研究了致密砂岩在不同渗吸压力下的静态渗吸采油机理,并对渗吸剂进行了优化。为此,在常压和储层压力(20 MPa)条件下,对聚丙烯酰胺(PAM)光滑水和阴离子-非离子表面活性剂进行了静态渗吸实验。测量了两种渗吸流体的界面张力和接触角。在这里,确定了整个采收率和吸胀平衡时间与压力的关系。基于核磁共振和高压压汞测量,定量分析了不同孔径孔隙对渗吸过程中驱替采收率的贡献。常压下,表面活性剂的回收率高于PAM光滑水的回收率。主要原因是前者具有较低的界面张力(0.0961 mN/m)、较强的亲水性(平均接触角27.7°)和较强的驱油效果。在储层压力为20 MPa时,表面活性剂的采收率低于PAM滑溜水,而后者进一步提高了采收率。常压下,两种药剂均在中、大型孔隙中采油,而在储层压力(20 MPa)下,两种药剂主要在中小孔隙中采油。在较高的渗吸压力下,两种药剂从中小孔隙中采收率较高,而从微孔和大孔隙中采收率较低。这表明,较高的压力可以进一步提高流体置换的驱动力,显著提高中细孔隙的产油量。在常压下,这两种剂在大约20天内达到吸胀平衡,而表面活性剂和光滑水的这一周期分别缩短至16天和12天。在此基础上,PAM滑溜水被推荐用于致密砂岩的EOR目的,可以推广到全球类似的地层。

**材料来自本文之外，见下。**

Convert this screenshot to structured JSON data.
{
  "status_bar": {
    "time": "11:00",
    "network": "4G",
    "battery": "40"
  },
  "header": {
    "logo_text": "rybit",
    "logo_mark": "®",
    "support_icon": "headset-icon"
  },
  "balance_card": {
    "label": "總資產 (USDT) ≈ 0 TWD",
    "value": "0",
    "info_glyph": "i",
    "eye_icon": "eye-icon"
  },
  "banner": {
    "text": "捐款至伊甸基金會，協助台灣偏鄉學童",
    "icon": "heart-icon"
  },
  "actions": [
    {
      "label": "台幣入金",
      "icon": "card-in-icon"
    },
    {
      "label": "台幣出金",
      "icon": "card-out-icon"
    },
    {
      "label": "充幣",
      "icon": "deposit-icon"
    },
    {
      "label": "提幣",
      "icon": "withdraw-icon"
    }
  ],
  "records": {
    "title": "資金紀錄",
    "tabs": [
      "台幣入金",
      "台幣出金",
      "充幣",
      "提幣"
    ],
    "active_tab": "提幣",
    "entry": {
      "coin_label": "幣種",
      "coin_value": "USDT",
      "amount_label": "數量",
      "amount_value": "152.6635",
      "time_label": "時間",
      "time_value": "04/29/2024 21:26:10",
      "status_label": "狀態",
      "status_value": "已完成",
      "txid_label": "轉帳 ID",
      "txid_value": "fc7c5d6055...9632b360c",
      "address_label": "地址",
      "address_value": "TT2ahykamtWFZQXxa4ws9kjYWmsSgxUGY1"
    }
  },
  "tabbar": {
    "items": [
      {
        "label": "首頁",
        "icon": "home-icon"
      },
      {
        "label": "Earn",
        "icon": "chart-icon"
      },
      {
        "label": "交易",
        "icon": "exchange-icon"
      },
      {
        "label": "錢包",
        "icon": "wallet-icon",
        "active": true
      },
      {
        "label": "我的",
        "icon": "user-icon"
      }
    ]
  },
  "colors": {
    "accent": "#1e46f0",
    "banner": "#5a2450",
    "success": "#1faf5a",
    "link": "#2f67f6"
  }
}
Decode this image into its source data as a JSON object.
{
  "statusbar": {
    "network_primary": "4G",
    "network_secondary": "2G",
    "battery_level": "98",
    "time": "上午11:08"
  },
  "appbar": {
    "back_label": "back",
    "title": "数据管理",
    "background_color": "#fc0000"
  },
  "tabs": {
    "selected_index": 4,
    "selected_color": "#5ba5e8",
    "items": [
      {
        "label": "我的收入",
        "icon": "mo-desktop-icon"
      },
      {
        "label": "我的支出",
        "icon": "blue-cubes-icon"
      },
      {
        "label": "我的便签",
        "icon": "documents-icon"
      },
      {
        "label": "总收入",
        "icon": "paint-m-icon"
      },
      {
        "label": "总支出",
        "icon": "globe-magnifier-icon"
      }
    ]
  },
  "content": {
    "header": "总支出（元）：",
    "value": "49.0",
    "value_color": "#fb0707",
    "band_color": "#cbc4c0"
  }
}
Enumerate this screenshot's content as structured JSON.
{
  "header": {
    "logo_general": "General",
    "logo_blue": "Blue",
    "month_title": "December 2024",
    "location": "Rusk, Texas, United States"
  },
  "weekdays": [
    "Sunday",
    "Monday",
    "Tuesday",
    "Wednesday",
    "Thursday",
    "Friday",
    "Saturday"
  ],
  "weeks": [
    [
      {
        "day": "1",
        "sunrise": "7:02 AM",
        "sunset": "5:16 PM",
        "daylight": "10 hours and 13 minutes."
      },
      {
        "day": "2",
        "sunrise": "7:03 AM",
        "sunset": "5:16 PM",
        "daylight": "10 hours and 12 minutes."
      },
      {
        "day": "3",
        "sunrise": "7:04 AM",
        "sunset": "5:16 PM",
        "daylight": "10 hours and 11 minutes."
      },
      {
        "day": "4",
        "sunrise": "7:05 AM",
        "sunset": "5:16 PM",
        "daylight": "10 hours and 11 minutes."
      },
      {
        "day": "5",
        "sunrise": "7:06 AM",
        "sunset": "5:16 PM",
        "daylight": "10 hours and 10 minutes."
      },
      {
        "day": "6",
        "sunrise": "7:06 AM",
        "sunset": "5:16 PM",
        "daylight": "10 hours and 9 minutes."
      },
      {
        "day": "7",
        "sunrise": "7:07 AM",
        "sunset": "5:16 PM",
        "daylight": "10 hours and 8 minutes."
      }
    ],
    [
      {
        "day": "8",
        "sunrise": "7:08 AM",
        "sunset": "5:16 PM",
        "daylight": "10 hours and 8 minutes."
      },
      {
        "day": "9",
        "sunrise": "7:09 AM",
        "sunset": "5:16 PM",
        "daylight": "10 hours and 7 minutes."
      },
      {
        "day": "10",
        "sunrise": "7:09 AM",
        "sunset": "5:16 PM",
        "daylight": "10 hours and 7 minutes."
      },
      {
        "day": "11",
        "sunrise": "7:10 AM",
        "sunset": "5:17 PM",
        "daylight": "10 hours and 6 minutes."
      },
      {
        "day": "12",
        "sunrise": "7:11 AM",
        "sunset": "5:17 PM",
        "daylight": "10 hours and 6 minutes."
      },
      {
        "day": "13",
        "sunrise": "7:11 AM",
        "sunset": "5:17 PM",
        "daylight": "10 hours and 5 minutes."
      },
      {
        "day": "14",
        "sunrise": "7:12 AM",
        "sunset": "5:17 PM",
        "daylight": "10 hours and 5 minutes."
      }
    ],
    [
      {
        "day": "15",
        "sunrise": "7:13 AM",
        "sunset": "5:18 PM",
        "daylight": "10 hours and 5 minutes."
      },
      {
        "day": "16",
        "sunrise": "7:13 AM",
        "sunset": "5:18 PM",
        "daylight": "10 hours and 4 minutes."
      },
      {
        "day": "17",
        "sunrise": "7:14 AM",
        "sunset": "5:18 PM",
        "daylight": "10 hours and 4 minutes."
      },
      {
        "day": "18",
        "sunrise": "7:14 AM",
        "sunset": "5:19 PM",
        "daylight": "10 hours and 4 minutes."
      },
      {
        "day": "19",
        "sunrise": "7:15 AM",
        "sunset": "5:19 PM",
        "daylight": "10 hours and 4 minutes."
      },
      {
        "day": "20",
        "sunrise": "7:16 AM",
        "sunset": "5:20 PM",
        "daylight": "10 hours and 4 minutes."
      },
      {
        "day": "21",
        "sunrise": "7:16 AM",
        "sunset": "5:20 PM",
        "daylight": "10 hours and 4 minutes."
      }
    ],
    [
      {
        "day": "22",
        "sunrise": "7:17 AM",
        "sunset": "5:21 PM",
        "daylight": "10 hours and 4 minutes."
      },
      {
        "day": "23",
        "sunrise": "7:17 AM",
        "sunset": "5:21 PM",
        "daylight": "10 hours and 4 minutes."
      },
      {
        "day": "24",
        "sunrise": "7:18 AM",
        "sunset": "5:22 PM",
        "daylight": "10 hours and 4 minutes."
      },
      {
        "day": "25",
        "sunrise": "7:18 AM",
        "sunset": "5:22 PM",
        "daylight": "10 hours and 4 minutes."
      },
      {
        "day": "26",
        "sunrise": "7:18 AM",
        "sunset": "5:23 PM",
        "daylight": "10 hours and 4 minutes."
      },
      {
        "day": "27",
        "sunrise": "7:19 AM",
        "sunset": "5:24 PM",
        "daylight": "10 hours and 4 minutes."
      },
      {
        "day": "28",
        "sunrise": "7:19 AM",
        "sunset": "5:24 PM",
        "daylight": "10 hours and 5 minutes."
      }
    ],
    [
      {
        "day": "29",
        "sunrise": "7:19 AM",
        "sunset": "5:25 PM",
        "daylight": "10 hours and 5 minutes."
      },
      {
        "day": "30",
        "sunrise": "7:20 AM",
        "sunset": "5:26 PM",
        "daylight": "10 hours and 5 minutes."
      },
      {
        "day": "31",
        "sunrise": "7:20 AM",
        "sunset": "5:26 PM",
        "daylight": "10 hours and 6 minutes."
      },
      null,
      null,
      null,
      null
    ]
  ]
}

本文章由计算机程序翻译,如有差异,请以英文原文为准。
Experimental study of oil recovery mechanisms during imbibition in tight sandstone with different fluid displacing agents under ambient and reservoir pressure

This study explores oil recovery mechanisms of static imbibition in a tight sandstone under different imbibition pressures, simultaneously optimizing imbibition agents. To this end, the static imbibition experiments of two common agents, polyacrylamide (PAM) slick water and anion–nonionic surfactants, are conducted under atmospheric and reservoir pressure (20 MPa). The interfacial tension and contact angle of these two imbibition fluids are also measured. Herein, the entire recovery period and imbibition equilibrium time vs. pressure are determined. Based on NMR and high-pressure mercury injection measurements, the contributions of pores with different sizes to the displacement recovery during imbibition are quantified. Under atmospheric pressure, the recovery rate with the surfactant was measured higher than that of the PAM slick water. The main reason was that the former has a lower interfacial tension (0.0961 mN/m), stronger hydrophilicity (average contact angle 27.7°), and stronger oil-displacing effect. Under a reservoir pressure of 20 MPa, the surfactant had lower recovery rate than the PAM slick water, while the latter enhanced the recovery further. Under atmospheric pressure, both agents recovered the crude oil in the medium-sized and larger pores whereas, under reservoir pressure (20 MPa), they mainly recovered oil from the smaller and medium-sized pores. At higher imbibition pressures, both agents recovered more oil from the smaller and medium-sized pores, and less from micropores and larger pores. This indicated that higher pressures can further improve the driving force of fluid replacement, to improve oil production from finer and medium-sized pores significantly. Under atmospheric pressure, both agents reached imbibition equilibrium in approximately 20 days while this period was reduced for the surfactant and slick water to 16 and 12 days, respectively. Based on the results PAM slick water is recommended for EOR purposes in tight sandstone which can be generalized to similar formations around the globe.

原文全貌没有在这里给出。